Using scikit-learn SVM classifier, an email spam classifier is trained and tested on SPAM ASSASSIN public corpus (https://spamassassin.apache.org/old/publiccorpus/)
This public source contains 3 sets of emails: easy_ham, hard_ham, and spam
The first two sets of emails (easy_ham and hard_ham) overall contain 3300 non-spam emails and spam folder has 500 spam emails.
In the first step, the emails are imported into Python and normalized as below:
- any punctuations are removed
- all the characters in the emails are lower-cased
- email addresses are replaced by "emailaddr" string
- URL addresses are substituted by "urladdr" string
- all the numbers are replaced by "number" string
- $ sign is replaced by "dollar" string
In the second step, the pre-processed emails and their labels are combined together and using CountVectorizer from scikit-learn library in Python, a sparse matrix of token counts using single words in the emails are produced. Here, we are ignoring 5% the tokens with the highest and lowest frequencies. This provides us with a sparse matrix of size (3302, 564) that acts as our training example set.

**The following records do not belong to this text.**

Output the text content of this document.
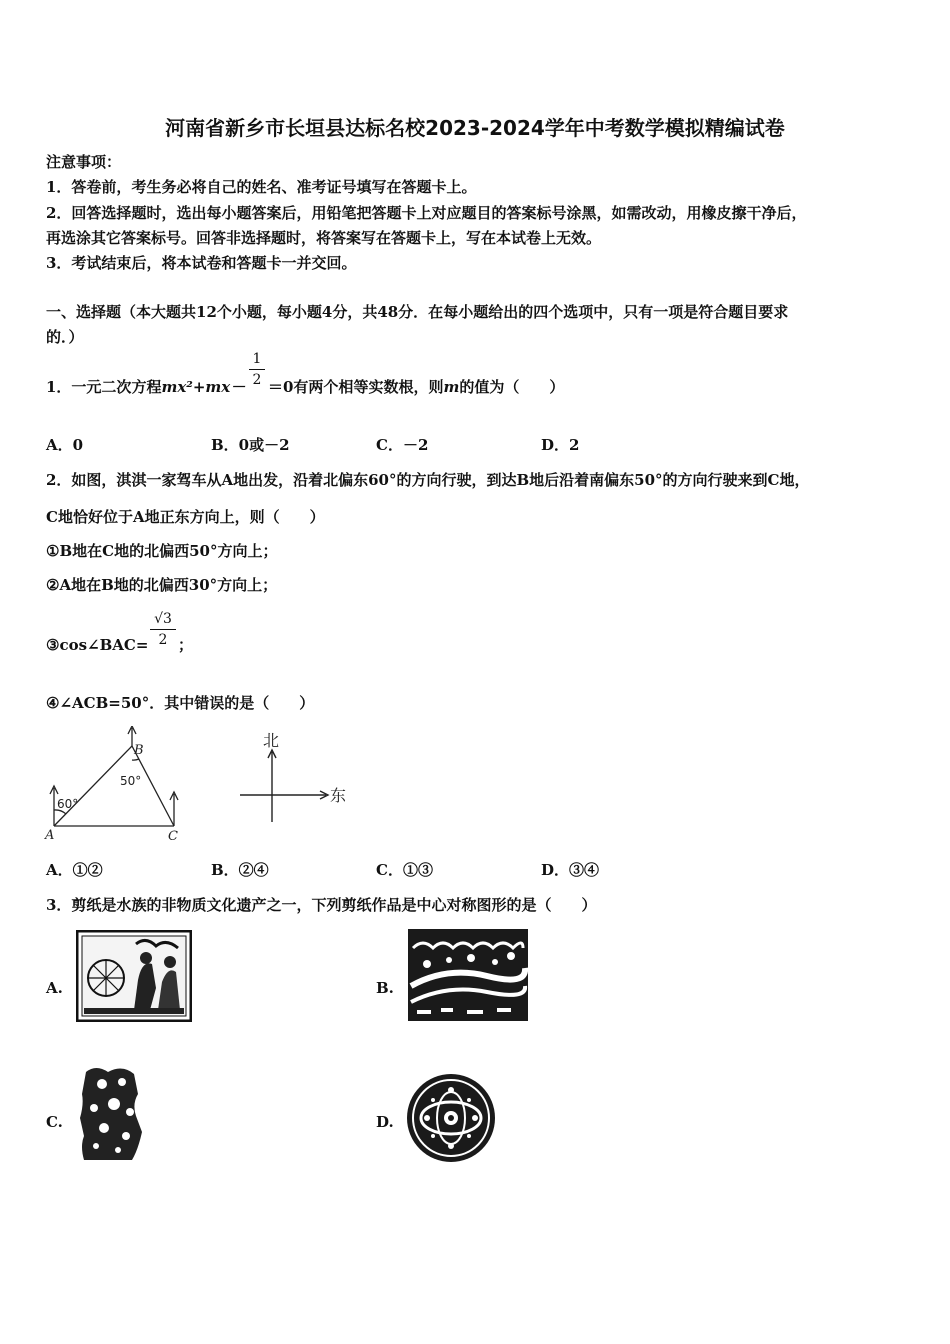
河南省新乡市长垣县达标名校2023-2024学年中考数学模拟精编试卷
注意事项：
1．答卷前，考生务必将自己的姓名、准考证号填写在答题卡上。
2．回答选择题时，选出每小题答案后，用铅笔把答题卡上对应题目的答案标号涂黑，如需改动，用橡皮擦干净后，
再选涂其它答案标号。回答非选择题时，将答案写在答题卡上，写在本试卷上无效。
3．考试结束后，将本试卷和答题卡一并交回。
一、选择题（本大题共12个小题，每小题4分，共48分．在每小题给出的四个选项中，只有一项是符合题目要求
的．）
1．一元二次方程mx²+mx－
1
2 ＝0有两个相等实数根，则m的值为（　　）
A．0	B．0或－2	C．－2	D．2
2．如图，淇淇一家驾车从A地出发，沿着北偏东60°的方向行驶，到达B地后沿着南偏东50°的方向行驶来到C地，
C地恰好位于A地正东方向上，则（　　）
①B地在C地的北偏西50°方向上；
②A地在B地的北偏西30°方向上；
③cos∠BAC=
√3
2 ；
④∠ACB=50°．其中错误的是（　　）
B
A	C
60°
50°
北
东
A．①②	B．②④	C．①③	D．③④
3．剪纸是水族的非物质文化遗产之一，下列剪纸作品是中心对称图形的是（　　）
A.	B.
C.	D.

Using our training examples, we develop a validation curve to obtain an optimum regularization parameter (C) for our SVM classifier.
Based on this curve, the choice of C=2.0 should suffice since it has a high mean f1-score and also low f1-score standard deviation.
Furthermore, we obtain a learning curve to check if obtaining additional training examples could increase the performance of our classifier.
This curve suggests that obtaining extra training examples can improve the performance of our SVM classifier.
Now, the cross-validation score of our SVM classifier is obtained using Stratified K-fold Cross-Validation (K=10).
svm cross validation f1-score: [0.93877551 0.9010989 0.95833333 0.94736842 0.97959184 0.94736842 0.95833333 0.91304348 0.92473118 0.77419355]
svm cross validation mean f1-score: 0.9242837966253272
svm cross validation std f1-score: 0.05463030078743098
Finally, after checking the performance of our classifier, an SVM classifier is trained over all the training examples available and saved.